Dritte Potenz der Seele

Jeder muss wissen, was er lesen soll, in welcher Reihenfolge er lesen soll und in welcher Weise er lesen soll. Dies ist die Idee des Augustinermönchs Hugo von Sankt Viktor, während er sein Didascalicon schreibt. Im ersten Kapitel macht sich Hugo Gedanken über die Artes, die Wissenschaften: Was gehört zu den Artes, weshalb beschäftigt sich der Mensch mit ihnen? Die Überlegungen, die Hugo in der Zusammenstellung seiner Leseanleitung anstellt, sind äusserst weitläufig und spannend.
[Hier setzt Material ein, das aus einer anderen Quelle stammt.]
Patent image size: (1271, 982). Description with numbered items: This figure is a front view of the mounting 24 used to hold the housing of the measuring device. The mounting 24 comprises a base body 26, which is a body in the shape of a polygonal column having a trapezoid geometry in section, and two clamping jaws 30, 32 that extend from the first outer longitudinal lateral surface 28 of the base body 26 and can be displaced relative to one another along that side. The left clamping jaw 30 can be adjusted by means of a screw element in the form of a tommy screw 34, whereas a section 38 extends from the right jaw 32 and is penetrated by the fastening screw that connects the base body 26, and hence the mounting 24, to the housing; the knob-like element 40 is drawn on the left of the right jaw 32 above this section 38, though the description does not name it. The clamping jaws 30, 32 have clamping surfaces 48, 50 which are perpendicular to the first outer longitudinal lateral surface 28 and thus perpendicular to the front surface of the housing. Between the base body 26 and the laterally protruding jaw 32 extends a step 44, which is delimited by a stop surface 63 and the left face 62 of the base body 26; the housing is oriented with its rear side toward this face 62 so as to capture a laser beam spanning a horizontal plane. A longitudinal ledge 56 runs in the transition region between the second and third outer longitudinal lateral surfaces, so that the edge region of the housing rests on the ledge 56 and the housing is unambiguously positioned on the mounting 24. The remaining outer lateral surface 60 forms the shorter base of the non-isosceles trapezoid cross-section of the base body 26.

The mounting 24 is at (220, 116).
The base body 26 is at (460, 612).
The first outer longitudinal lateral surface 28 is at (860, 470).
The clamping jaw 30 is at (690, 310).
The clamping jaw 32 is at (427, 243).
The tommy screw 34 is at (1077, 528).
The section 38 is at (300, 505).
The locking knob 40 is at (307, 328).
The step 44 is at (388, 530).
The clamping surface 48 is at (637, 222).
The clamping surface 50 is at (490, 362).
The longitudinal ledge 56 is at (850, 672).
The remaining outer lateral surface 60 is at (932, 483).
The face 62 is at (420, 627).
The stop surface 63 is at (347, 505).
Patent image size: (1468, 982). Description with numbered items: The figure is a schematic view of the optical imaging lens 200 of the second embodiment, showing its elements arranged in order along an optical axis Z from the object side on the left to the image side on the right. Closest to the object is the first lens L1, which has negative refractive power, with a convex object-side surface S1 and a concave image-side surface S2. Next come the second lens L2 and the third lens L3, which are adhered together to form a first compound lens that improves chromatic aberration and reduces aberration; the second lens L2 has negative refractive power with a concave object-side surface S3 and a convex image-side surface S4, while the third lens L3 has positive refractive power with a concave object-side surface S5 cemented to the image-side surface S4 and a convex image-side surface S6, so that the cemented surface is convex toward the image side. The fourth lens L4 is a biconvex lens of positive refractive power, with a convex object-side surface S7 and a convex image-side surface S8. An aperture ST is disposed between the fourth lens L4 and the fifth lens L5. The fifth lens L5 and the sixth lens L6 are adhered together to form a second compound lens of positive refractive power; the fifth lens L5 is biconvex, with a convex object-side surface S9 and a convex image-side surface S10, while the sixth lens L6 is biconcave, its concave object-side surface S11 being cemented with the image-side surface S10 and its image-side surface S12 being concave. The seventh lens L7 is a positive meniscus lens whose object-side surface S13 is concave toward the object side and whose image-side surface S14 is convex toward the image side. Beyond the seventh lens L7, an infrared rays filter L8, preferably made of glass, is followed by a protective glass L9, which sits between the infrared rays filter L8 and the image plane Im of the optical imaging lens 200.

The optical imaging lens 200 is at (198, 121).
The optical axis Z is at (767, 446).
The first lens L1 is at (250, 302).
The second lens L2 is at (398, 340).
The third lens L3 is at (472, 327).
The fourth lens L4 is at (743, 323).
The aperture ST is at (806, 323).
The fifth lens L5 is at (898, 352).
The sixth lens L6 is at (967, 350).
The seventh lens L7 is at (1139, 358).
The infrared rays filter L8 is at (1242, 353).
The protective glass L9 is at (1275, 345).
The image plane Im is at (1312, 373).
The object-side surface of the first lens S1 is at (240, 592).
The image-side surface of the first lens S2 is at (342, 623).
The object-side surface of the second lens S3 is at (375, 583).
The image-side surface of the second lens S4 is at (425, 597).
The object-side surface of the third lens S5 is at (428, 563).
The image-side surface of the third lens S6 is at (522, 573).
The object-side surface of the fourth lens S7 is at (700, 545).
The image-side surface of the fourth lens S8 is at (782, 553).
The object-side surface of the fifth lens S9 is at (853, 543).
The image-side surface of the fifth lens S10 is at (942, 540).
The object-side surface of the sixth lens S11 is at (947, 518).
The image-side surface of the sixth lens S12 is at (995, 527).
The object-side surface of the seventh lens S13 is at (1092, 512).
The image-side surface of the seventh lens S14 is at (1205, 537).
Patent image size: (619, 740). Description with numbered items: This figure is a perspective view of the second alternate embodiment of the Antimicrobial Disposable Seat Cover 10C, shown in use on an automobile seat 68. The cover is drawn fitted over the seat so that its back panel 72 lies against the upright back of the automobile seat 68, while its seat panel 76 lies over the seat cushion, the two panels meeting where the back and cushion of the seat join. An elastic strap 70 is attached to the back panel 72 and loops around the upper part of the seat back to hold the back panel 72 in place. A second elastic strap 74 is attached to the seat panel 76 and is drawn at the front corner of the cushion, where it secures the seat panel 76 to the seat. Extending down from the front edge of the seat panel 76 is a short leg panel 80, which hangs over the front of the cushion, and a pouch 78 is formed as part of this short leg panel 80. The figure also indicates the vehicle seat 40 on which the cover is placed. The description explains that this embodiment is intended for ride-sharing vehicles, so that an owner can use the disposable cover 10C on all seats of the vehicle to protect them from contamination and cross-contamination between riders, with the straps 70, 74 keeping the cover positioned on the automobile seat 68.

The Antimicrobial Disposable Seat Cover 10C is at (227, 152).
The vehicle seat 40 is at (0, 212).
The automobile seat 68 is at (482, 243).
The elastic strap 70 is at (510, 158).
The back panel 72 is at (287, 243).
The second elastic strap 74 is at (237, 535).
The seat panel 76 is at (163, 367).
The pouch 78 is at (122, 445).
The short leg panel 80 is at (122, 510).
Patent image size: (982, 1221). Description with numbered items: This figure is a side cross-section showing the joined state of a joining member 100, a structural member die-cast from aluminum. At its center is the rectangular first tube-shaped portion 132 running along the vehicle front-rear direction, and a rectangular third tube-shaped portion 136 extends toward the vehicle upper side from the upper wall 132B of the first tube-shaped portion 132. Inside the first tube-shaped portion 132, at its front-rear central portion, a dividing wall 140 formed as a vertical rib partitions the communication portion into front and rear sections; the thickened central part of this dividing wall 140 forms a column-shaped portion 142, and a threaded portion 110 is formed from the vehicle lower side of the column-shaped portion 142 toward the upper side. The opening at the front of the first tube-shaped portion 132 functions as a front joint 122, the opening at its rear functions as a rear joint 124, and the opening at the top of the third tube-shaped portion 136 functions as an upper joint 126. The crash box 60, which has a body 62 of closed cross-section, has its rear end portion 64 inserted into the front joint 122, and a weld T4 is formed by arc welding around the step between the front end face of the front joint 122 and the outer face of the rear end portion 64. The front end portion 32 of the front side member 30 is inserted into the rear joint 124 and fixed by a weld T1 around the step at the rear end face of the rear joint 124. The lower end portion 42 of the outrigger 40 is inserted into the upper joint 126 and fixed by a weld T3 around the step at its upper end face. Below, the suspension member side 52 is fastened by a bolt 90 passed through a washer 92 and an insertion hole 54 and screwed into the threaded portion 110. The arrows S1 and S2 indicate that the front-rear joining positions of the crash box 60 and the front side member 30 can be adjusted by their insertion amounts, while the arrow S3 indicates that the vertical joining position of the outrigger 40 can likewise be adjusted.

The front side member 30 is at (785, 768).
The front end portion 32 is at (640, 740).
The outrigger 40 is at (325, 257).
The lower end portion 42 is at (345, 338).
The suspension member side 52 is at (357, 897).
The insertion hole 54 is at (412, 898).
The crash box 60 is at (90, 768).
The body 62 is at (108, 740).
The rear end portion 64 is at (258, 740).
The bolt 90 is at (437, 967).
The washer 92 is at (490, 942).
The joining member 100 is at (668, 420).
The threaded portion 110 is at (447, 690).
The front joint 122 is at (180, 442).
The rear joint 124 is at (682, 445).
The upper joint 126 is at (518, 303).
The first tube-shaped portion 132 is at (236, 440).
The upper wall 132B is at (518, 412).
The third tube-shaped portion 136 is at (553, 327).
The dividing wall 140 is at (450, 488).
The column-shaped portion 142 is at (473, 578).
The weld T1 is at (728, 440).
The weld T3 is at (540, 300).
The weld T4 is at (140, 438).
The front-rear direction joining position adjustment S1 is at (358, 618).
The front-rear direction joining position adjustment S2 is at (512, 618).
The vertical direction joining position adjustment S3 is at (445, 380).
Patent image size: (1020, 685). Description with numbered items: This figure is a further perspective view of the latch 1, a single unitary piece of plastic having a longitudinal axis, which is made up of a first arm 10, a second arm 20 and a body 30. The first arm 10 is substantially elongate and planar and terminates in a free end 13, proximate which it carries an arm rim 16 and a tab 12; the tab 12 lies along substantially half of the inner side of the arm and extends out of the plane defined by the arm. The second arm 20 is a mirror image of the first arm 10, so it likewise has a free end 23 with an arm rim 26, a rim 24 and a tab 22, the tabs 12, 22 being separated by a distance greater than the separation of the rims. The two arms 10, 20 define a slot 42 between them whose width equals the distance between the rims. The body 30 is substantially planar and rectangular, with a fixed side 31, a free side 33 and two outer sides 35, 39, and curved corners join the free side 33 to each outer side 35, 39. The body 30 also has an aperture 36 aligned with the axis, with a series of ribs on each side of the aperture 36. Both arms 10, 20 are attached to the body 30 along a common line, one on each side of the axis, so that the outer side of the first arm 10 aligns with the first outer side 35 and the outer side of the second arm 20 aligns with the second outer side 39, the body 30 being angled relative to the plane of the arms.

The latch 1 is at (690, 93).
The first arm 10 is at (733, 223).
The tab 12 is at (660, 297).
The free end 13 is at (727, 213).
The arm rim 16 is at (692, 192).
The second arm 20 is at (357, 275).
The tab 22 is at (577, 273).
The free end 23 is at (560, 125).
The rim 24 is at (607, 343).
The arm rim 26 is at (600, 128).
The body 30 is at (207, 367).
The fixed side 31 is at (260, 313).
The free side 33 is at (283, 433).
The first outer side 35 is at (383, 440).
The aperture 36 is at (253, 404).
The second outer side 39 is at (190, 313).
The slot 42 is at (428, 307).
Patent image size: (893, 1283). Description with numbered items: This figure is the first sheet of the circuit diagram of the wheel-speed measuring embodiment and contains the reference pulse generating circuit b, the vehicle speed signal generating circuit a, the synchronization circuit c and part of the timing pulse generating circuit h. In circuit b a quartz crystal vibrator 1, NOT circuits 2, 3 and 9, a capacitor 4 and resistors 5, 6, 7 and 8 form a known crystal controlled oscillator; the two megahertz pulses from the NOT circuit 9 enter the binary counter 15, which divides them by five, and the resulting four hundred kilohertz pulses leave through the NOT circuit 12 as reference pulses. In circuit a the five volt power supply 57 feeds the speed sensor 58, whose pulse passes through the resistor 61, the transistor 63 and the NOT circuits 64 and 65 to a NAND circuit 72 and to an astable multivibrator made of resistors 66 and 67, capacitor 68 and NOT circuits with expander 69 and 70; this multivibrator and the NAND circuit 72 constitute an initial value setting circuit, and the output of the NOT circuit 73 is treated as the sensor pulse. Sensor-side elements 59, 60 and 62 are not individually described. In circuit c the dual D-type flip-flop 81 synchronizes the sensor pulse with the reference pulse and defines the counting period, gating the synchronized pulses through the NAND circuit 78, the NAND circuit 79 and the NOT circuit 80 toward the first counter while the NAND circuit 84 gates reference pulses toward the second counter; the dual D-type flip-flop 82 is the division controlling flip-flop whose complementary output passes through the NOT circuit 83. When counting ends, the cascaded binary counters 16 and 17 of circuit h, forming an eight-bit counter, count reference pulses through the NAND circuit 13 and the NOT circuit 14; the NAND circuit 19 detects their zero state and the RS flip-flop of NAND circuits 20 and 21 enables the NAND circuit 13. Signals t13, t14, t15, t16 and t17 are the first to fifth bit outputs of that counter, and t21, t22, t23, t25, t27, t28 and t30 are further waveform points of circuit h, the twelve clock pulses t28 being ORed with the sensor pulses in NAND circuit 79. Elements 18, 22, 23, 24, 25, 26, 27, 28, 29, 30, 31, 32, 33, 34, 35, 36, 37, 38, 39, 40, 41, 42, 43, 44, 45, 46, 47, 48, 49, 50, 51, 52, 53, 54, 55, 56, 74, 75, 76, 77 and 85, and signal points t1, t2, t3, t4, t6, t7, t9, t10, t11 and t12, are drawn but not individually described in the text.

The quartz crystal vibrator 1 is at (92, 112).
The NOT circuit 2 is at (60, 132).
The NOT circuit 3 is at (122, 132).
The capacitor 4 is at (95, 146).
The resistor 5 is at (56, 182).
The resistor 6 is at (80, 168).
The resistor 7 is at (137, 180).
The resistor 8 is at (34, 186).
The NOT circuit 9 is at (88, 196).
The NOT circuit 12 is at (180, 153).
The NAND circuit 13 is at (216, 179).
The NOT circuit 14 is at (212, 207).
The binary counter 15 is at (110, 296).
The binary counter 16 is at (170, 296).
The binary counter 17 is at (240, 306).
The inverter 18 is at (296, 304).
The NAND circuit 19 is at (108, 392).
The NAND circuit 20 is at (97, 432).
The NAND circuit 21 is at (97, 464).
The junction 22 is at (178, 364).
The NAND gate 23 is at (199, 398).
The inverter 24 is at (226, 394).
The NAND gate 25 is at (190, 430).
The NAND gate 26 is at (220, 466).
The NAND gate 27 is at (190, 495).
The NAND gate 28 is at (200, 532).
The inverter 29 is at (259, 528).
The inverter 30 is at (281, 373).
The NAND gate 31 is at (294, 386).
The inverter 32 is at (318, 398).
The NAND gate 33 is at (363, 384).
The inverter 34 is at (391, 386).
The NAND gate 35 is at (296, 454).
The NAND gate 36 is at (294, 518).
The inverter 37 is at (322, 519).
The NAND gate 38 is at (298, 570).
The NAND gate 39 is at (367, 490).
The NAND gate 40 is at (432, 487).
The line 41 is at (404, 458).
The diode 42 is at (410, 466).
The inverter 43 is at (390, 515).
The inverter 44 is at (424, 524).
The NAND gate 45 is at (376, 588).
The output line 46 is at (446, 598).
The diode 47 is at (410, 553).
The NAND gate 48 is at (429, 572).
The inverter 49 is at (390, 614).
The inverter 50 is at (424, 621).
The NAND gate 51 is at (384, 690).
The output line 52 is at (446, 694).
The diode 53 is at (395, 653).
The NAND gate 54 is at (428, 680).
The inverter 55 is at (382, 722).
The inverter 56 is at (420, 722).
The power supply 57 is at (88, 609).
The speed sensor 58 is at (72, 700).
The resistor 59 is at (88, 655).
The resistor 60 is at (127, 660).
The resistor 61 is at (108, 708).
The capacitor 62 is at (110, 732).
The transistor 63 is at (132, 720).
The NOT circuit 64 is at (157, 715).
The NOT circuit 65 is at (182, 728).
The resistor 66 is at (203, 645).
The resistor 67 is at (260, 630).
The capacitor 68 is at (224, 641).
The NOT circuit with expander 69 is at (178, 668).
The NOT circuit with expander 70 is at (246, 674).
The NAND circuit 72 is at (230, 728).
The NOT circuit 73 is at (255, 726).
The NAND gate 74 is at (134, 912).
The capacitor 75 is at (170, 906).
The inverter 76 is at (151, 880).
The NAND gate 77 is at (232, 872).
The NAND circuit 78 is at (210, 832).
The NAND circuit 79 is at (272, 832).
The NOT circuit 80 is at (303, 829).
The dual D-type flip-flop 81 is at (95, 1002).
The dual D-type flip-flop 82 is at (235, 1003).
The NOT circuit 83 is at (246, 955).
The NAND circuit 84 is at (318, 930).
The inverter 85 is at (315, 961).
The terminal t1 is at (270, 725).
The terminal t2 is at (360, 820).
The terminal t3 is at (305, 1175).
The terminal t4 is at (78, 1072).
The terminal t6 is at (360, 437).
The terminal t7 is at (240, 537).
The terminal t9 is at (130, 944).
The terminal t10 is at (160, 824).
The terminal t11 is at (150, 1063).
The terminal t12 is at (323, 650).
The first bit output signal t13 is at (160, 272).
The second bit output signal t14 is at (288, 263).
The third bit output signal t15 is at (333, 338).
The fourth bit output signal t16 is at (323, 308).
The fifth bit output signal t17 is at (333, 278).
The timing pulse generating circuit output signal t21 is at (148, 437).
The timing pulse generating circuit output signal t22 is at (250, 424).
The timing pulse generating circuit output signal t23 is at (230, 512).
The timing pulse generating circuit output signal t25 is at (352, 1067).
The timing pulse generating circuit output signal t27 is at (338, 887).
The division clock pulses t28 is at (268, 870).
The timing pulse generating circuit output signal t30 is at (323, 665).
Man muss sich beispielsweise Gedanken über die menschliche Seele machen. Hugo teilt die Seele zu diesem Zweck in drei Potenzen ein: eine, die dem Körper das Leben zufügt, eine, die zur Unterscheidung durch die Sinneswahrnehmung befähigt und eine dritte, die sich auf die Kraft des Geistes und der Vernunft stützt. Und genau diese dritte Potenz unterscheidet den Menschen von Gräsern, die nur mit der ersten Potenz bedacht sind, und von Lebewesen, die mit Sinneswahrnehmung ausgestattet sind:

«Diese Potenz steht nur dem Menschengeschlecht allein zur Verfügung. Sie nimmt nicht nur vollkommene und wohlbegründete Sinneseindrücke und Vorstellungen auf, sondern erklärt und bestätigt auch durch einen vollgültigen Erkenntnisakt, was das Vorstellungsvermögen dargeboten hat. Dieser göttlichen Natur genügt es daher, wie gesagt, nicht, das zu erkennen, was sich ihren Sinnen darbietet, sondern indem sie aus Sinneseindrücken Vorstellungen bildet, ist sie auch in der Lage, gegenwärtig nicht vorhandenen Dingen Namen zu geben, und was sie durch ihr Erkenntnisvermögen erfaßt, das enthüllt sie durch die Benennung mit Wörtern. Denn auch das ist dieser Natur eigen, daß sie mit Hilfe des Bekannten das Unbekannte erforscht, und von allem will sie nicht nur wissen, ob es sei, sondern auch was, wie beschaffen und sogar warum es sei.» (S. 121)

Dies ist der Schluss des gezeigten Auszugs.